I am for sure not sure about that. Once a gigantic and fantastically precise mechanism breaks, I doubt it comes back together neatly and quickly. In the physical universe, the power of emergence is like the cue ball on a billiard table, and it appears that all the rest of the colored balls will be bouncing off the bumpers and sinking into pockets for while… and eventually the global table will look a lot different.
I’ve long maintained that of all the many networked systems we depend on, banking and finance are the most fragile, the most susceptible to dangerous disorder. And, of course, that is exactly what we’re seeing in the stock markets. Trillions of dollars in notional wealth have vaporized. Over on the bond side, interest rates are crashing toward zero as loose capital desperately seeks a safe harbor. But how safe is Bond Harbor, exactly, when all the advanced nations are so deep in the borrowing hole that they can never really meet their obligations? And Gawd knows what is going on with the “innovative” financial IEDs in Derivatives Land? How can they not be blowing up with price movements of the kind that went down last week?
As that colossal hairball unravels, nobody will get paid for anything for a period of time, again, duration unknown. There was chatter last week about a supposed Sunday meeting of global Central Bank poohbahs looking to come up with a battle plan for arresting the damage. It must have been mighty secretive because there’s nothing about it on the news wires Monday morning.

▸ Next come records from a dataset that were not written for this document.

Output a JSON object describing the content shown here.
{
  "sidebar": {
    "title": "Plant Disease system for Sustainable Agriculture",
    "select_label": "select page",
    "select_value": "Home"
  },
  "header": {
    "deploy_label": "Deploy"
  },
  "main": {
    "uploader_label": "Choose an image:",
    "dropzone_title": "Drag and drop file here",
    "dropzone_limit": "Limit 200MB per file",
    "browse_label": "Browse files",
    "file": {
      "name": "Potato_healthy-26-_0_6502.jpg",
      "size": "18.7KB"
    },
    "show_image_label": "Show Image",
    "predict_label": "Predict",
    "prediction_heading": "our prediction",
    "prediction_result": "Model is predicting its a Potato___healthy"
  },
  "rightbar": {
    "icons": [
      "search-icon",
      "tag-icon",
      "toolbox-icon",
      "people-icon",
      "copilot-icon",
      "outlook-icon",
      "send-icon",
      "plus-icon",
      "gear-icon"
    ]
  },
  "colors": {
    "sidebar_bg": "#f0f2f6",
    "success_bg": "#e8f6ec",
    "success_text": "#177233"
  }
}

But what can they do, really, except the only thing they know how to do, which is to jam more “money” into crumbling arrangements? And then, we must ask, when does this stuff lose its credibility as “money?” Answer: when the contours of the black hole it is disappearing into become obvious and undeniable — and some might argue that we can already see all that. If the equity markets turn up today, that will probably be an indication that the CB Boyz and Gurls have launched a direct stock-buying blitz… meaning that, until further notice, markets are not really markets. That would be a set-up for another round of cratering when the CBs shoot their wads on that gambit.
One thing I’m hearing a lot is how much this emergency spotlights the USA’s need to reindustrialize. That would be a natural conclusion, but I warn you it will not work out the way they’re saying. I’m not going to harp on this for now, but our energy supply situation is not what it’s cracked up to be, specifically shale oil, which depends utterly on a reliable stream of loans to keep up the incessant fracking — not a bright prospect with credit markets frozen — and above and beyond that, it’s an industry that doesn’t pay for itself, doesn’t make a red cent. So, watch for carnage in the shale oil patches. The next trick will be to nationalize the industry, and that will only add another layer to a looming national bankruptcy.
Now, that suggests to me that we’re not actually able to return to manufacturing at the scale we abandoned a few decades ago — in other words, Make America Great Again. If we make anything, it’ll be at a much smaller scale, and maybe even a scale that would seem laughably humble. When the dust settles from present financial meltdown — and that might take a while — Americans with any remaining capital might want to invest in water-power and hydroelectric sites. (Note, there are plenty here in Washington County, New York). The hydroelectric part is a bit iffy, since that does require a lot of copper and steel for the turbines. But water-power itself can drive machinery. Again, just sayin’.
Of course, one of the ironies of this situation is that the entire news media assumes that the election contest is proceeding along the usual formal trajectory. No one seems to wonder whether the party conventions can even be held if the corona virus sticks around through the spring, or even the election, for that matter.